I’m a 90’s child, I can’t remember a time where anime wasn’t in my life, although when I remember my early years the word anime wasn’t in my vocabulary. “Monitos”, just as simple as that. I came home from school and Detective conan or Ranma ½ were on the tv, life was simple and good. On those years there were many shows that were on tv, I can name a lot of different anime tittles, and probably most of my friends also could. But as I grew older something changed, I continued watching anime like a normal thing, I discovered new genres and I found myself thinking about the deepest meanings in these new discovered shows. The days of “monitos” came to an end, those new shows weren’t “monitos”, some of the topics that were on these anime brought a new way of thinking in my life, and I’m sure anyone that kept on discovering new anime can relate with me.
But somehow now there was this word with a bad connotation, “otaku”, apparently everybody forgot that the “monitos” that they saw on tv were anime or maybe they never knew, and they started to use the fact of watching anime as a reason to segregate. “Why do you watch those “monos chinos?”, “she likes monos chinos, she is an otaku” and other phrases to make you feel like you were doing something weird. They “imitated” the language like it wasn’t an actual language and somehow this weird hate against anime or “monos chinos” turned into plain prejudice and racism.  Because we can debate on the meaning of the concept otaku here in Chile, if it’s mainstream or not, or a lot of different aspects that surrounds this word. But I think there is something that we can’t forget, and that is our cultural background. Even if it is a hard conversation, chilean people caracterizes for discriminate everything that is unknown to them, and anime and manga culture are no exception for that.
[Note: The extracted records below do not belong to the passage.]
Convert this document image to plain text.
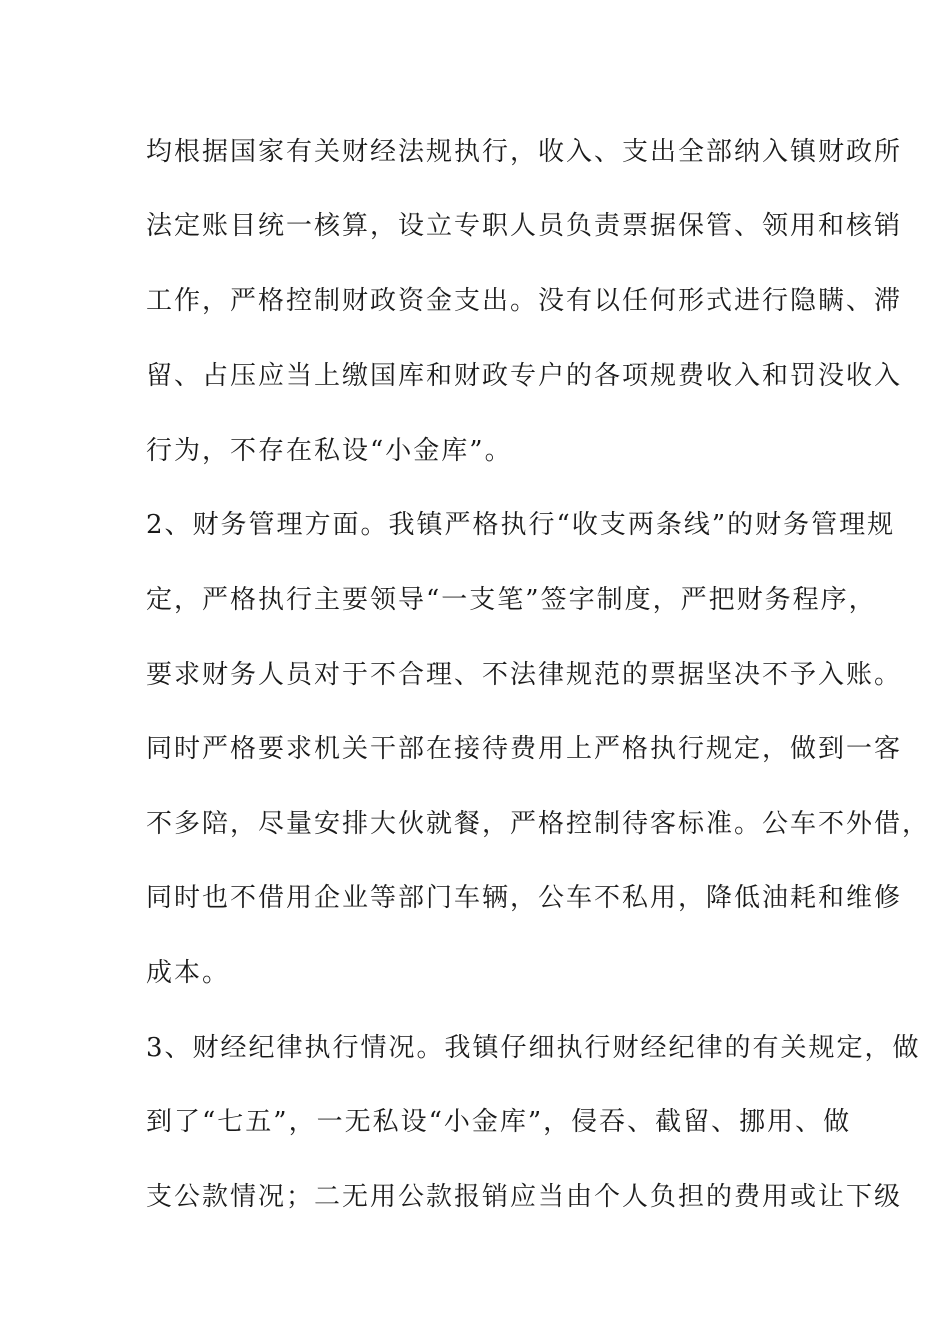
均根据国家有关财经法规执行，收入、支出全部纳入镇财政所
法定账目统一核算，设立专职人员负责票据保管、领用和核销
工作，严格控制财政资金支出。没有以任何形式进行隐瞒、滞
留、占压应当上缴国库和财政专户的各项规费收入和罚没收入
行为，不存在私设“小金库”。
2、财务管理方面。我镇严格执行“收支两条线”的财务管理规
定，严格执行主要领导“一支笔”签字制度，严把财务程序，
要求财务人员对于不合理、不法律规范的票据坚决不予入账。
同时严格要求机关干部在接待费用上严格执行规定，做到一客
不多陪，尽量安排大伙就餐，严格控制待客标准。公车不外借，
同时也不借用企业等部门车辆，公车不私用，降低油耗和维修
成本。
3、财经纪律执行情况。我镇仔细执行财经纪律的有关规定，做
到了“七五”，一无私设“小金库”，侵吞、截留、挪用、做
支公款情况；二无用公款报销应当由个人负担的费用或让下级
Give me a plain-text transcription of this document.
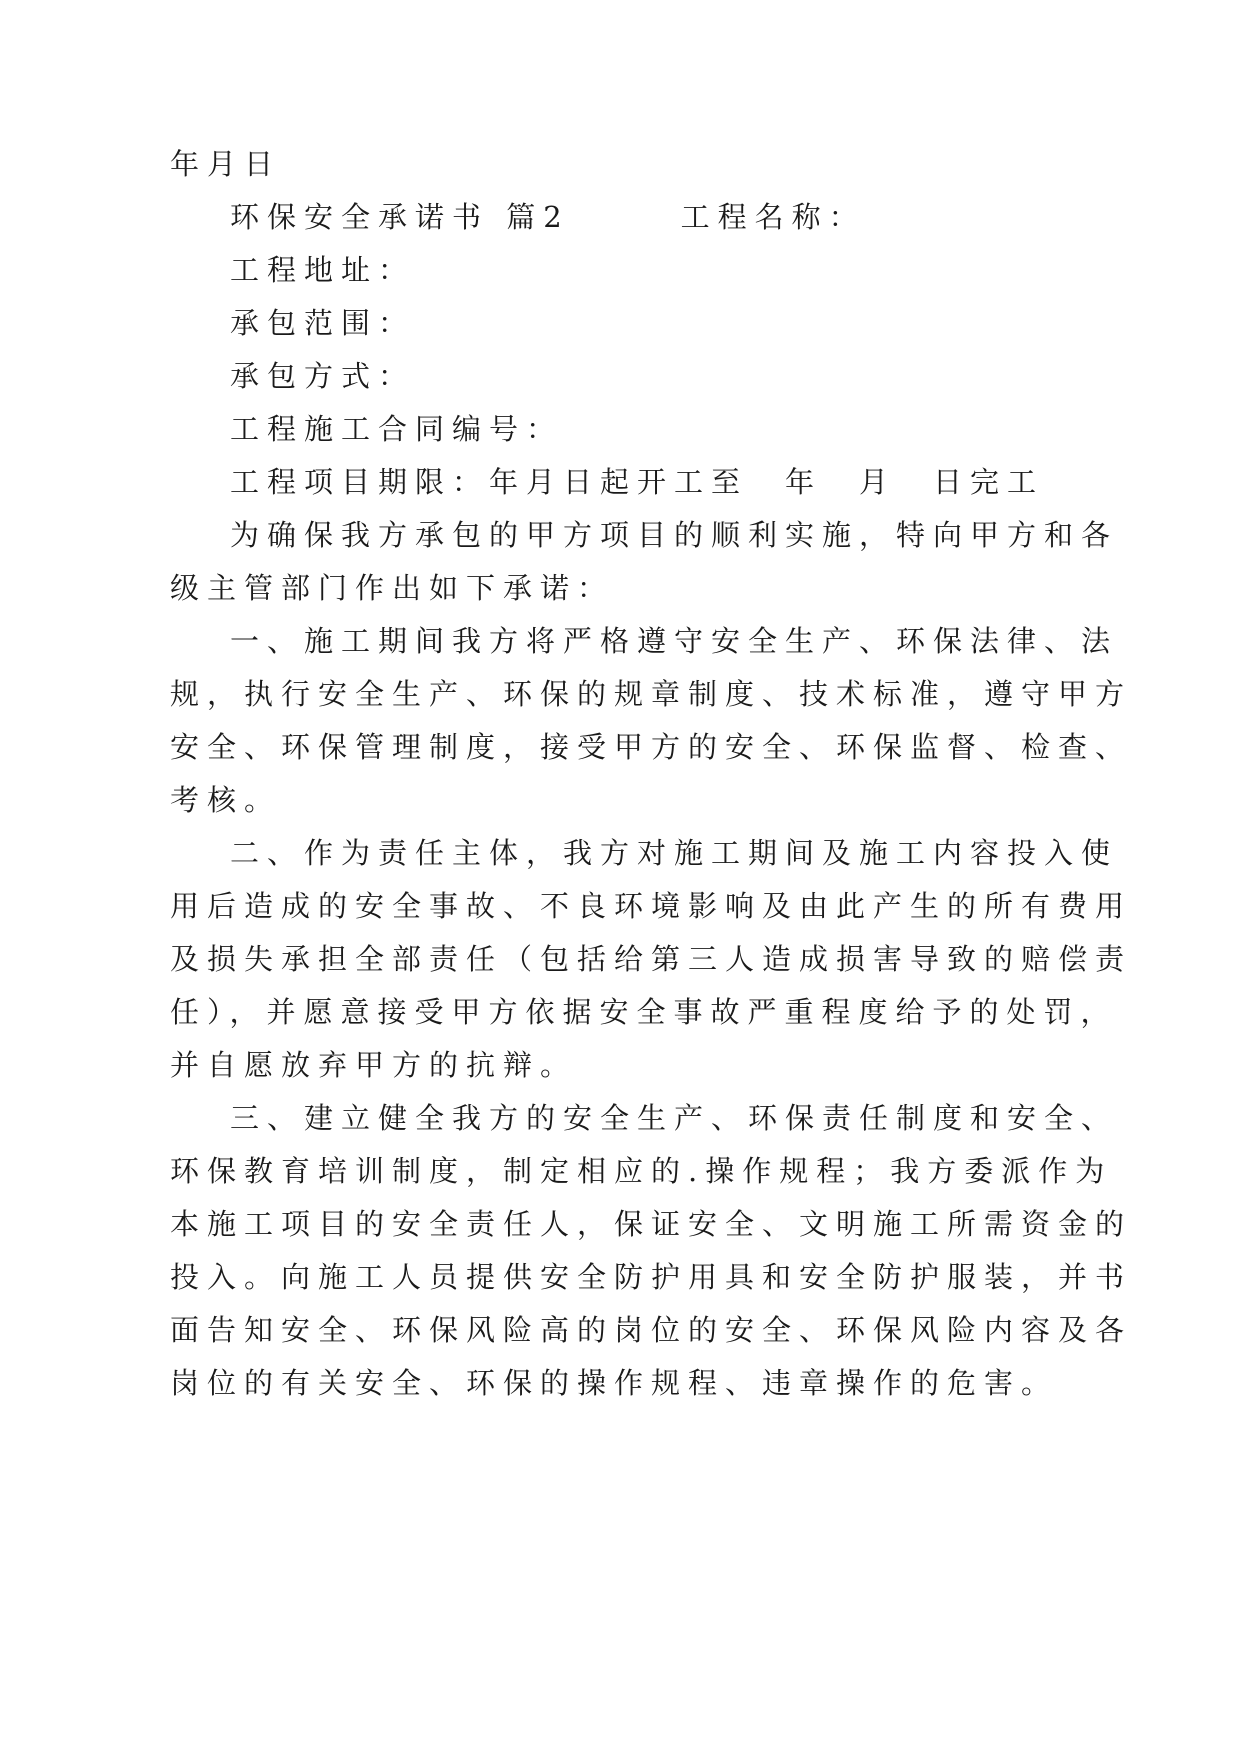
年月日
环保安全承诺书 篇2　　　工程名称：
工程地址：
承包范围：
承包方式：
工程施工合同编号：
工程项目期限：年月日起开工至　年　月　日完工
为确保我方承包的甲方项目的顺利实施，特向甲方和各
级主管部门作出如下承诺：
一、施工期间我方将严格遵守安全生产、环保法律、法
规，执行安全生产、环保的规章制度、技术标准，遵守甲方
安全、环保管理制度，接受甲方的安全、环保监督、检查、
考核。
二、作为责任主体，我方对施工期间及施工内容投入使
用后造成的安全事故、不良环境影响及由此产生的所有费用
及损失承担全部责任（包括给第三人造成损害导致的赔偿责
任），并愿意接受甲方依据安全事故严重程度给予的处罚，
并自愿放弃甲方的抗辩。
三、建立健全我方的安全生产、环保责任制度和安全、
环保教育培训制度，制定相应的.操作规程；我方委派作为
本施工项目的安全责任人，保证安全、文明施工所需资金的
投入。向施工人员提供安全防护用具和安全防护服装，并书
面告知安全、环保风险高的岗位的安全、环保风险内容及各
岗位的有关安全、环保的操作规程、违章操作的危害。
Of course this has been changing over the years, globalization had allowed us to have access to a lot of new information and brought us together even if we are in different countries. But we are still far away from accepting everything that we don’t understand. For example, there isn’t a word for people who likes to watch western shows, but the word otaku is still used to categorize the people that likes anime or manga.
I keep thinking on the excuse of many people for not watching movies in another languages appart from english, which is ironic because many people that I know actually can’t understand english either, but for some reason they draw the line on asian languages. I’ve been learning japanese for years but somehow I’m a weirdo because “why do you want to learn “chino”?”.
So, I’m tired of covering up, racism is still a thing, because here in Chile the word otaku doesn’t mean what it actually means in Japan, in here you can be seen as otaku just for liking anime, manga or even japanese culture, and people always use the word with a bad connotation. And it’s funny that a lot of people that I know, once they got over their prejudices, they’ve started to love anime and manga. I don’t even watch that much anime anymore, but I still love it though, and now all those people that made fun of me and my “monos chinos”, are huge fans.
Maybe is a controversial thing to say, are all people racists? I don’t know, probably not. But maybe we got so used to the phrases “Im not a…, BUT…” that we forgot that sometimes discrimination or prejudice is not as evident as bullying, sometimes it lays on the details, sometimes come out in a conversation with a random japanese person with people assuming the person is an otaku just for being japanese.
In conclusion, as in many things in our society, once we get over our prejudices, racism and discrimination against the things that we don’t understand, we are able to discover a whole new world of knowledge. The world gives us the opportunity to embrace new ways of thinking and to be more understanding people everyday, we just have to be open.